Die Verdächtigen sollen falsche Erklärungen über die Grundstücke abgegeben haben, um EU-Subventionen zu erhalten, indem sie Einnahmen durch kommerzielle Aktivitäten und den Erwerb von Fahrzeugen wuschen.
Luxemburg, 14. Januar 2026 – Auf Antrag der Europäischen Staatsanwaltschaft (EPPO) in Rom haben italienische Carabinieri präventive Beschlagnahmungen im Zusammenhang mit einer Untersuchung zu einem Betrugsschema durchgeführt, das die Agrarfonds der EU in Sardinien betrifft. Die Untersuchung zielt auf die angebliche falsche Erklärung von Eigentum und Verfügbarkeit landwirtschaftlicher Flächen ab, um Subventionen im Rahmen der Gemeinsamen Agrarpolitik (GAP) zu sichern.
Kurz gesagt
Die Untersuchung umfasst den Zeitraum von 2020 bis 2023 und betrifft Verdächtige, die angeblich Fördermittel für die ländliche Entwicklung beantragt haben, indem sie Grundstücke nutzten, die sie nicht rechtmäßig besaßen.

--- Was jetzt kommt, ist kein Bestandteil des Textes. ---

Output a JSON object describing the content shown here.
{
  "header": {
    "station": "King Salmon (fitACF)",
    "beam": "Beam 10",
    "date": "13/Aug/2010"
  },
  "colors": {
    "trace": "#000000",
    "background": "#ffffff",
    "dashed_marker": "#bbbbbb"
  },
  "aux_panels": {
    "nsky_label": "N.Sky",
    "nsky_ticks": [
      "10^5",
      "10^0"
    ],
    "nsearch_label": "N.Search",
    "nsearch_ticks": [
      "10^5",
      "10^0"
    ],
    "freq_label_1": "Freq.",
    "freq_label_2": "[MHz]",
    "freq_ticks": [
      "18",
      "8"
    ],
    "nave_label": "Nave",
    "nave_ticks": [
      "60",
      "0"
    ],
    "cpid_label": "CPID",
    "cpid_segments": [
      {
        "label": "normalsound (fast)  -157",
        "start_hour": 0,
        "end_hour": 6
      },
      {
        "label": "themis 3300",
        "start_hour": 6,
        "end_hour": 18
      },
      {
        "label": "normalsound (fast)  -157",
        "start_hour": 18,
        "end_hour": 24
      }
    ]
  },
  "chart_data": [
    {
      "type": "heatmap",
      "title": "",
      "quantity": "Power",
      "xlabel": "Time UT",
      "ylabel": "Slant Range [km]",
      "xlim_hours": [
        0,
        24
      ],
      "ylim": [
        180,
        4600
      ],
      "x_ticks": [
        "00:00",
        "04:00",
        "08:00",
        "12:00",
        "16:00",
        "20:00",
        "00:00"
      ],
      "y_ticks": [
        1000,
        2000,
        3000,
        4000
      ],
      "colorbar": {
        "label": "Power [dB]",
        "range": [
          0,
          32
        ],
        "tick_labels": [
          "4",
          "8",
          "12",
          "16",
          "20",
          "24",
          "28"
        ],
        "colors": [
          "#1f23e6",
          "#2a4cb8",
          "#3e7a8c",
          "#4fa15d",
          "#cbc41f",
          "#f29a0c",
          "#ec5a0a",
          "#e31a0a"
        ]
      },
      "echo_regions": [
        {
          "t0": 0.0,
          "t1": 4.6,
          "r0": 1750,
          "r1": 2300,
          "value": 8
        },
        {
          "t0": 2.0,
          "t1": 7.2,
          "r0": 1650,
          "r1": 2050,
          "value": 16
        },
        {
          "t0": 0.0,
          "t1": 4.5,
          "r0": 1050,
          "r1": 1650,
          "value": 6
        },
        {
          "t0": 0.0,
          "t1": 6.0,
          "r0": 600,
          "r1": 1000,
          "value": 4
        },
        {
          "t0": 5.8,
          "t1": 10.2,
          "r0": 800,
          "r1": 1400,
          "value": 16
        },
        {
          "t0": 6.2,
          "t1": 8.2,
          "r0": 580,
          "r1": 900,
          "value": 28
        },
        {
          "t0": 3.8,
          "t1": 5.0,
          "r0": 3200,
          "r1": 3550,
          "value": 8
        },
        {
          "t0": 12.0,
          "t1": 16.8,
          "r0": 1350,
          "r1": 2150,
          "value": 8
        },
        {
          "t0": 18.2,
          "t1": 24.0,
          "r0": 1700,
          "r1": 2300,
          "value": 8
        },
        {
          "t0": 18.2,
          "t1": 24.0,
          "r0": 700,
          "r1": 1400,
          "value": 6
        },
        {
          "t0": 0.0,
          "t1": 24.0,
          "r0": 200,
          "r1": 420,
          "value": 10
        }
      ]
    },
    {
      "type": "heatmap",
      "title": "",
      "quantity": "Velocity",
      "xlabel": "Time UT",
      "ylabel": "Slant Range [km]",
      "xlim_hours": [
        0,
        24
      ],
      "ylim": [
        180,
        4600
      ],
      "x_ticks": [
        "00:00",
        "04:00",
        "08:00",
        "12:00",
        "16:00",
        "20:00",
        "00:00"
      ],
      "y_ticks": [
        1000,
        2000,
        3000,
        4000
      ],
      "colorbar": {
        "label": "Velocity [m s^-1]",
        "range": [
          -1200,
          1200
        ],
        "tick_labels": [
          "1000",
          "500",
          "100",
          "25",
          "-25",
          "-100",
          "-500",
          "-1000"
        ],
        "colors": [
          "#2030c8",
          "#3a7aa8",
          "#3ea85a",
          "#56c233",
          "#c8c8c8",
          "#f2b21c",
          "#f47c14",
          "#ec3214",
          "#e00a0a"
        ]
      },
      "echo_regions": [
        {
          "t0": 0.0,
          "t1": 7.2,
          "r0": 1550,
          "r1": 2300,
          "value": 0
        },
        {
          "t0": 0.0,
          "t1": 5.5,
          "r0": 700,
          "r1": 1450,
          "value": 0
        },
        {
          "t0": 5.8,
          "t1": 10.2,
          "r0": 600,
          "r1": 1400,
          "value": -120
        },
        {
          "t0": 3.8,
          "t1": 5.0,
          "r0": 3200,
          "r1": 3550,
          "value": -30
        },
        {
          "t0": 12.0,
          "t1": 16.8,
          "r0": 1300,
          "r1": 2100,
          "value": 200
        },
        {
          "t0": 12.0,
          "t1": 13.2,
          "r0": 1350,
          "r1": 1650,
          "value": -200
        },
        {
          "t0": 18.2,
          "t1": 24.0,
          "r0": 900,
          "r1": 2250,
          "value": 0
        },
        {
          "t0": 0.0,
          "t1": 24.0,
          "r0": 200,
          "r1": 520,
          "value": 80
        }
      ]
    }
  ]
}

Ein regionales Zentrum für landwirtschaftliche Unterstützung (CAA) wird zitiert, weil es die erforderliche Sorgfaltspflicht nicht eingehalten hat, was die Zahlung von über 114.000 Euro ermöglichte.
Die Behörden sind der Ansicht, dass die Mittel über Bankkonten gewaschen und für den Erwerb von Vermögenswerten, einschließlich eines Luxus-SUV, verwendet wurden.

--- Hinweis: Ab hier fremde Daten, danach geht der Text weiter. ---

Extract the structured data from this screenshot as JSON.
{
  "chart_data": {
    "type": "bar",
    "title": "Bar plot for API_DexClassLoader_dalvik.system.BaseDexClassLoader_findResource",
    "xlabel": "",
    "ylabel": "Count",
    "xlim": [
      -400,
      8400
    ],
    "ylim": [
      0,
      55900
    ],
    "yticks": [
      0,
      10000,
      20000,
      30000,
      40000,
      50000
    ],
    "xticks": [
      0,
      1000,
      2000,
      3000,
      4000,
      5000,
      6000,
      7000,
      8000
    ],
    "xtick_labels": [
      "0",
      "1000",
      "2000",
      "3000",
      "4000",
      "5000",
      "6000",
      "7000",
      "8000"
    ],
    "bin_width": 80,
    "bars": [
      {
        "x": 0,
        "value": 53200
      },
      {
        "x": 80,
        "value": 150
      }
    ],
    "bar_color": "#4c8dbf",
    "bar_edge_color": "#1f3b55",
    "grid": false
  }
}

Nach den gesammelten Beweisen operierten die Verdächtigen zwischen 2020 und 2023 über mehrere Unternehmen, die unter ihrem Einfluss standen. Es wird angenommen, dass sie Anträge auf EU-Fördermittel für die ländliche Entwicklung gestellt haben, indem sie erklärten, dass sie Grundstücke bewirtschaften oder gepachtet haben, die sie nicht besaßen oder nicht rechtmäßig nutzten. Diese Erklärungen wurden von einem regionalen Zentrum für landwirtschaftliche Unterstützung (CAA) zertifiziert. Die Ermittler stellen fest, dass das Zentrum die erforderlichen Überprüfungen nicht durchgeführt hat, was die Zahlung von über 114.000 Euro aus öffentlichen Mitteln erleichterte.
Die Untersuchung zeigt, dass die erhaltenen Mittel anschließend gewaschen wurden. Das Geld soll über Bankkonten transferiert und in kommerzielle Aktivitäten und bewegliche Vermögenswerte reinvestiert worden sein. Zu den spezifischen während der Operation beschlagnahmten Gegenständen gehört ein Luxus-SUV. Dieser Fall ist Teil eines umfassenderen Ermittlungsansatzes der EPPO zur Bekämpfung von Betrug im Bereich der Agrarsubventionen in der Region. Alle betroffenen Personen gelten bis zum Beweis ihrer Schuld vor den zuständigen Gerichten als unschuldig.